If the current value of is i ₂₀ and the base current of TRs 9 and 10 is i _B , then the base voltages of TRs 9 and 10 V ₉ and V ₁₀ are V ₉ = V ₁₀ = V _CC −R ₂₁ × (i ₂₀ + i _B ) and changes with fluctuations in the power supply voltage V _CC .
Therefore, the resistance value R ₂₁ of the resistor 21 is set so that the maximum value of the base voltages V ₉ and V ₁₀ satisfies the above formula (3), and the resistance value of the resistors 7 and 8 and the constant current source 4 are set.

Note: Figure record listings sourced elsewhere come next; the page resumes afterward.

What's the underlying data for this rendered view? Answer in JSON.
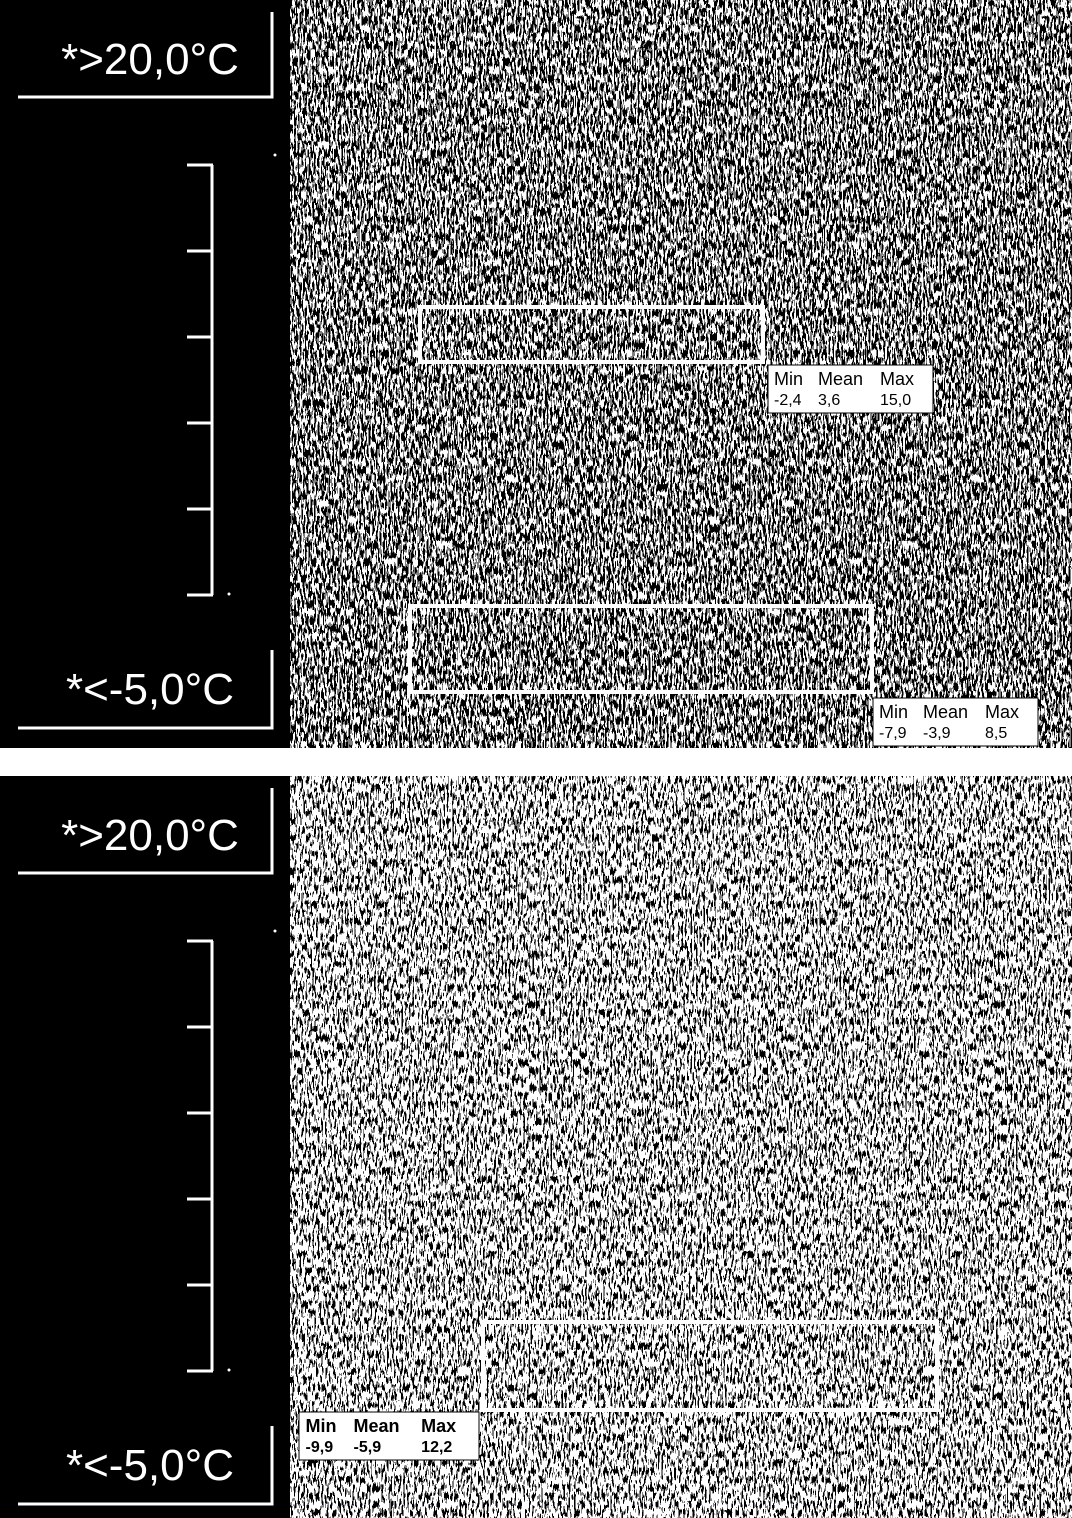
{
  "panels": [
    {
      "scale_max": "*>20,0°C",
      "scale_min": "*<-5,0°C",
      "regions": [
        {
          "headers": [
            "Min",
            "Mean",
            "Max"
          ],
          "values": [
            "-2,4",
            "3,6",
            "15,0"
          ]
        },
        {
          "headers": [
            "Min",
            "Mean",
            "Max"
          ],
          "values": [
            "-7,9",
            "-3,9",
            "8,5"
          ]
        }
      ]
    },
    {
      "scale_max": "*>20,0°C",
      "scale_min": "*<-5,0°C",
      "regions": [
        {
          "headers": [
            "Min",
            "Mean",
            "Max"
          ],
          "values": [
            "-9,9",
            "-5,9",
            "12,2"
          ]
        }
      ]
    }
  ]
}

By setting the current values as explained in FIG. 2, TRs 9, 10, 11, and 12 will not become saturated.

FIG. 4 is a circuit diagram of the embodiment of FIG. 2 showing another specific bias voltage generation circuit, in which 22 is a resistor, 23 is a diode, and parts corresponding to those in FIG. 2 are denoted by the same reference numerals. Some explanations will be omitted.

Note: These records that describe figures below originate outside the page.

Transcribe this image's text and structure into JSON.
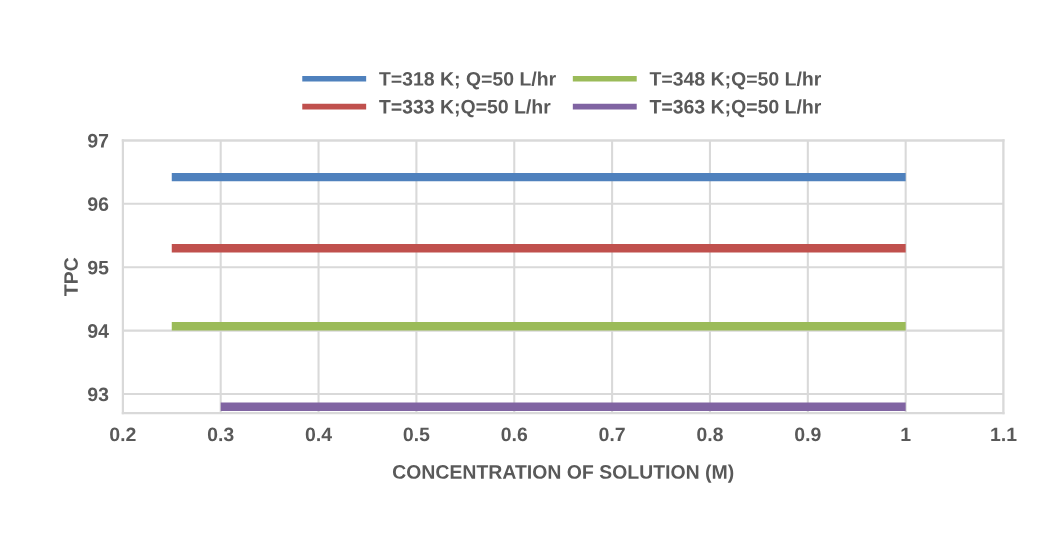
{
  "chart_data": {
    "type": "line",
    "xlabel": "CONCENTRATION OF SOLUTION (M)",
    "ylabel": "TPC",
    "xlim": [
      0.2,
      1.1
    ],
    "xticks": [
      0.2,
      0.3,
      0.4,
      0.5,
      0.6,
      0.7,
      0.8,
      0.9,
      {
        "value": 1.0,
        "label": "1"
      },
      1.1
    ],
    "ylim": [
      92.7,
      97
    ],
    "yticks": [
      93,
      94,
      95,
      96,
      97
    ],
    "grid": true,
    "legend": "top",
    "marker": "none",
    "line_style": "solid",
    "series": [
      {
        "name": "T=318 K; Q=50 L/hr",
        "color": "#4f81bd",
        "x": [
          0.25,
          1.0
        ],
        "values": [
          96.42,
          96.42
        ]
      },
      {
        "name": "T=333 K;Q=50 L/hr",
        "color": "#c0504d",
        "x": [
          0.25,
          1.0
        ],
        "values": [
          95.3,
          95.3
        ]
      },
      {
        "name": "T=348 K;Q=50 L/hr",
        "color": "#9bbb59",
        "x": [
          0.25,
          1.0
        ],
        "values": [
          94.07,
          94.07
        ]
      },
      {
        "name": "T=363 K;Q=50 L/hr",
        "color": "#8064a2",
        "x": [
          0.3,
          1.0
        ],
        "values": [
          92.8,
          92.8
        ]
      }
    ]
  }
}
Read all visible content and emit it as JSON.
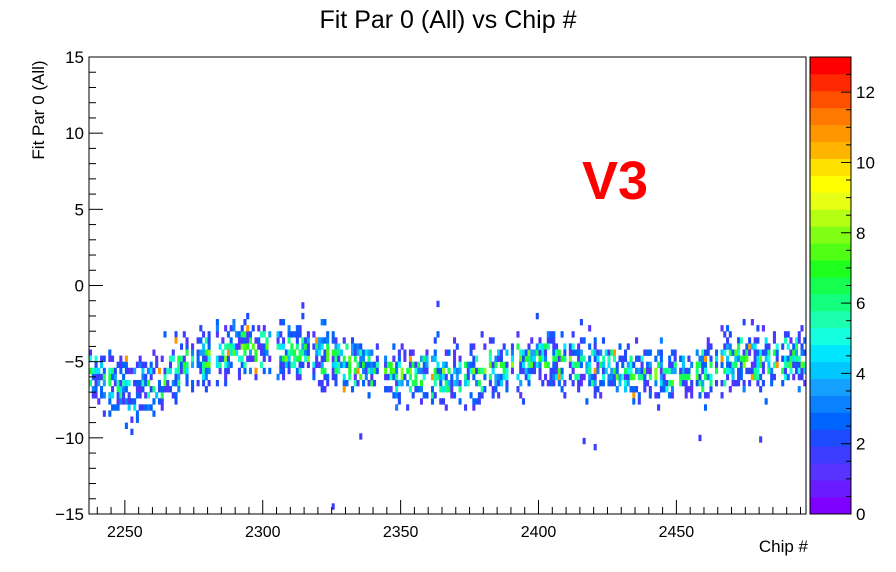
{
  "chart_data": {
    "type": "heatmap",
    "title": "Fit Par 0 (All) vs Chip #",
    "xlabel": "Chip #",
    "ylabel": "Fit Par 0 (All)",
    "xlim": [
      2237,
      2497
    ],
    "ylim": [
      -15,
      15
    ],
    "x_ticks": [
      "2250",
      "2300",
      "2350",
      "2400",
      "2450"
    ],
    "y_ticks": [
      "15",
      "10",
      "5",
      "0",
      "−5",
      "−10",
      "−15"
    ],
    "colorbar": {
      "range": [
        0,
        13
      ],
      "tick_labels": [
        "0",
        "2",
        "4",
        "6",
        "8",
        "10",
        "12"
      ],
      "colors": [
        "#7f00ff",
        "#6a1bff",
        "#5733ff",
        "#3d3dff",
        "#1f4bff",
        "#0064ff",
        "#0a82ff",
        "#14a0ff",
        "#00c8ff",
        "#00e6ff",
        "#14ffe0",
        "#1affb0",
        "#14ff80",
        "#14ff50",
        "#1eff1e",
        "#50ff14",
        "#80ff14",
        "#b4ff14",
        "#e6ff14",
        "#ffff00",
        "#ffe100",
        "#ffb400",
        "#ff9600",
        "#ff7800",
        "#ff5000",
        "#ff2800",
        "#ff0000"
      ]
    },
    "bin_width_x": 1,
    "bin_width_y": 0.4,
    "grid": false,
    "ridge_center": [
      [
        2237,
        -5.8
      ],
      [
        2250,
        -6.8
      ],
      [
        2260,
        -6.5
      ],
      [
        2270,
        -5.5
      ],
      [
        2280,
        -4.8
      ],
      [
        2290,
        -4.2
      ],
      [
        2300,
        -4.2
      ],
      [
        2310,
        -4.4
      ],
      [
        2320,
        -4.5
      ],
      [
        2330,
        -5.0
      ],
      [
        2340,
        -5.5
      ],
      [
        2350,
        -5.7
      ],
      [
        2360,
        -5.9
      ],
      [
        2370,
        -6.0
      ],
      [
        2380,
        -5.5
      ],
      [
        2390,
        -5.3
      ],
      [
        2400,
        -5.0
      ],
      [
        2410,
        -5.0
      ],
      [
        2420,
        -5.2
      ],
      [
        2430,
        -5.6
      ],
      [
        2440,
        -5.8
      ],
      [
        2450,
        -6.0
      ],
      [
        2460,
        -5.6
      ],
      [
        2470,
        -5.0
      ],
      [
        2480,
        -4.8
      ],
      [
        2490,
        -4.9
      ],
      [
        2497,
        -4.7
      ]
    ],
    "outliers": [
      [
        2325,
        -14.5
      ],
      [
        2314,
        -1.3
      ],
      [
        2363,
        -1.2
      ],
      [
        2420,
        -10.6
      ],
      [
        2416,
        -10.2
      ],
      [
        2480,
        -10.1
      ],
      [
        2458,
        -10.0
      ],
      [
        2335,
        -9.9
      ]
    ],
    "annotation": "V3"
  }
}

In FIG. 4, a resistor 22 and a diode 23 constitute a bias voltage generation circuit 19 (FIG. 2), and the forward voltage of the diode 23 is now
Assuming V _F , the base voltages of TR9 and 10 are V ₉ and V ₁₀
V ₉ =V ₁₀ =V _CC −V _F , which changes with fluctuations in the power supply voltage V _CC .
Therefore, a diode with a forward voltage V _F such that the maximum value of the base voltages V ₉ and V ₁₀ satisfies the above formula (3) is used as the diode 23, and the resistance values of the resistors 7 and 8 and the constant current source By setting the current value of 4 as explained earlier, TR9, 10, 1
1 and 12 are never saturated.

In addition, although the above-mentioned example explained the case where it was used as an input stage of a voltage comparison circuit, the present invention
It is not limited to this.

〔Effect of the invention〕

As explained above, according to the present invention, it is possible to directly handle high input voltages without imposing amplitude restrictions, speeding up and stabilizing the operation, and reducing the number of elements. When making monolithic ICs, the chip size is reduced,
It is possible to realize a low cost, and to provide a differential amplifier circuit with excellent functions without the drawbacks of the above-mentioned conventional technology.

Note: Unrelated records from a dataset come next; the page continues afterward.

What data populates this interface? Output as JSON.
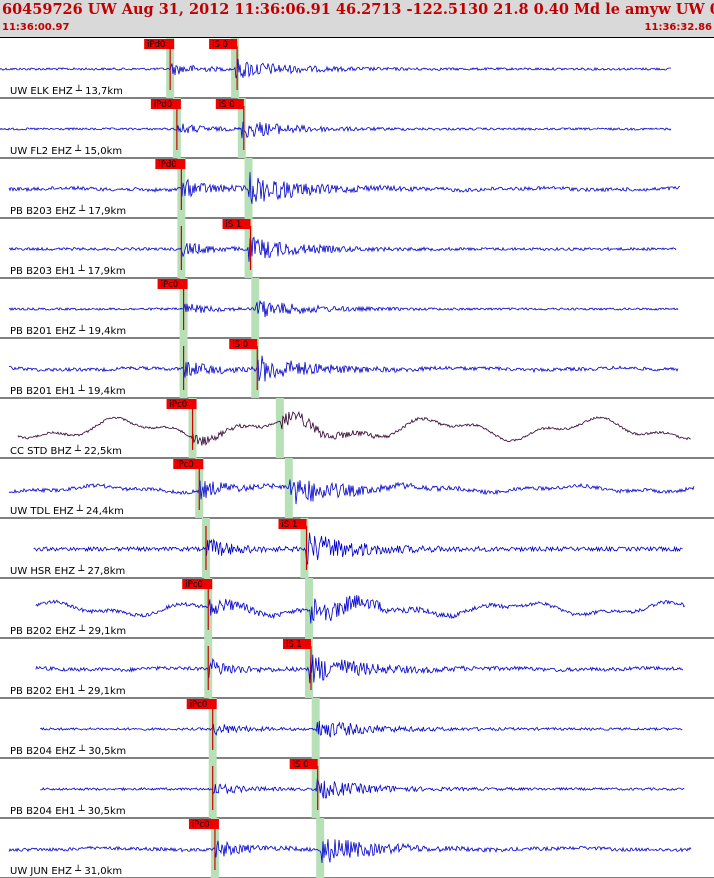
{
  "header": {
    "title": "60459726 UW Aug 31, 2012 11:36:06.91    46.2713 -122.5130 21.8 0.40 Md le amyw UW 01   3",
    "start_time": "11:36:00.97",
    "end_time": "11:36:32.86"
  },
  "colors": {
    "header_bg": "#d9d9d9",
    "header_text": "#c00000",
    "trace": "#0000cc",
    "trace_alt": "#330033",
    "pick_box": "#ee0000",
    "pick_band": "#b7e0b7",
    "pick_line": "#cc0000"
  },
  "chart_data": {
    "type": "line",
    "window": {
      "start": "11:36:00.97",
      "end": "11:36:32.86",
      "duration_s": 31.89
    },
    "traces": [
      {
        "label": "UW ELK EHZ",
        "distance": "13,7km",
        "p_pick": "iPd0",
        "s_pick": "iS 0",
        "p_time_s": 7.6,
        "s_time_s": 10.5,
        "amplitude": 0.6,
        "drift": 0.0,
        "start_s": 0.0,
        "end_s": 30.0
      },
      {
        "label": "UW FL2 EHZ",
        "distance": "15,0km",
        "p_pick": "iPd0",
        "s_pick": "iS 0",
        "p_time_s": 7.9,
        "s_time_s": 10.8,
        "amplitude": 0.55,
        "drift": 0.0,
        "start_s": 0.0,
        "end_s": 30.0
      },
      {
        "label": "PB B203 EHZ",
        "distance": "17,9km",
        "p_pick": "iPd0",
        "s_pick": "",
        "p_time_s": 8.1,
        "s_time_s": 11.1,
        "amplitude": 0.9,
        "drift": 0.1,
        "start_s": 0.4,
        "end_s": 30.4
      },
      {
        "label": "PB B203 EH1",
        "distance": "17,9km",
        "p_pick": "",
        "s_pick": "iS 1",
        "p_time_s": 8.1,
        "s_time_s": 11.1,
        "amplitude": 0.7,
        "drift": 0.0,
        "start_s": 0.4,
        "end_s": 30.2
      },
      {
        "label": "PB B201 EHZ",
        "distance": "19,4km",
        "p_pick": "iPc0",
        "s_pick": "",
        "p_time_s": 8.2,
        "s_time_s": 11.4,
        "amplitude": 0.55,
        "drift": 0.0,
        "start_s": 0.4,
        "end_s": 30.3
      },
      {
        "label": "PB B201 EH1",
        "distance": "19,4km",
        "p_pick": "",
        "s_pick": "iS 0",
        "p_time_s": 8.2,
        "s_time_s": 11.4,
        "amplitude": 0.85,
        "drift": 0.1,
        "start_s": 0.4,
        "end_s": 30.3
      },
      {
        "label": "CC STD BHZ",
        "distance": "22,5km",
        "p_pick": "iPc0",
        "s_pick": "",
        "p_time_s": 8.6,
        "s_time_s": 12.5,
        "amplitude": 0.55,
        "drift": 1.0,
        "start_s": 0.8,
        "end_s": 30.9
      },
      {
        "label": "UW TDL EHZ",
        "distance": "24,4km",
        "p_pick": "iPc0",
        "s_pick": "",
        "p_time_s": 8.9,
        "s_time_s": 12.9,
        "amplitude": 0.9,
        "drift": 0.3,
        "start_s": 0.4,
        "end_s": 31.0
      },
      {
        "label": "UW HSR EHZ",
        "distance": "27,8km",
        "p_pick": "",
        "s_pick": "iS 1",
        "p_time_s": 9.2,
        "s_time_s": 13.6,
        "amplitude": 1.0,
        "drift": 0.0,
        "start_s": 1.5,
        "end_s": 30.5
      },
      {
        "label": "PB B202 EHZ",
        "distance": "29,1km",
        "p_pick": "iPc0",
        "s_pick": "",
        "p_time_s": 9.3,
        "s_time_s": 13.8,
        "amplitude": 0.9,
        "drift": 0.6,
        "start_s": 1.6,
        "end_s": 30.6
      },
      {
        "label": "PB B202 EH1",
        "distance": "29,1km",
        "p_pick": "",
        "s_pick": "iS 1",
        "p_time_s": 9.3,
        "s_time_s": 13.8,
        "amplitude": 0.9,
        "drift": 0.1,
        "start_s": 1.6,
        "end_s": 30.5
      },
      {
        "label": "PB B204 EHZ",
        "distance": "30,5km",
        "p_pick": "iPc0",
        "s_pick": "",
        "p_time_s": 9.5,
        "s_time_s": 14.1,
        "amplitude": 0.6,
        "drift": 0.0,
        "start_s": 1.8,
        "end_s": 30.5
      },
      {
        "label": "PB B204 EH1",
        "distance": "30,5km",
        "p_pick": "",
        "s_pick": "iS 0",
        "p_time_s": 9.5,
        "s_time_s": 14.1,
        "amplitude": 0.6,
        "drift": 0.0,
        "start_s": 1.8,
        "end_s": 30.6
      },
      {
        "label": "UW JUN EHZ",
        "distance": "31,0km",
        "p_pick": "iPc0",
        "s_pick": "",
        "p_time_s": 9.6,
        "s_time_s": 14.3,
        "amplitude": 0.85,
        "drift": 0.1,
        "start_s": 0.4,
        "end_s": 30.9
      }
    ]
  }
}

[Brief explanation of drawings]

FIG. 1 is a circuit diagram showing an example of a conventional differential amplifier circuit used as an input stage of a voltage comparison circuit, and FIG. 2 is an embodiment of a differential amplifier circuit according to the present invention used as an input stage of a voltage comparison circuit. FIGS. 3 and 4 are circuit diagrams of the embodiment of FIG. 2, each showing a specific bias circuit. DESCRIPTION OF SYMBOLS 1... Voltage comparison circuit, 4... Constant current source, 5... Comparison voltage source, 7, 8... Load resistance, 13... Power supply voltage source, 1
4...Amplification circuit, 19...Bias voltage generation circuit, 2
0...Current source.

Claims (1)

[Claims] 1 first and second transistors whose respective emitters are connected to a common constant current source; whose emitters are connected to the collector of the first transistor and whose collectors are connected to a voltage source via a first load; The third
a fourth transistor whose emitter is connected to the collector of the second transistor and whose collector is connected to the voltage source via a second load, the bases of the first and second transistors; In a differential amplifier circuit configured to supply first and second input voltages, respectively, a bias voltage generation circuit is provided which is supplied with the voltage of the voltage source and generates a bias voltage according to the voltage. is applied to the bases of the third and fourth transistors.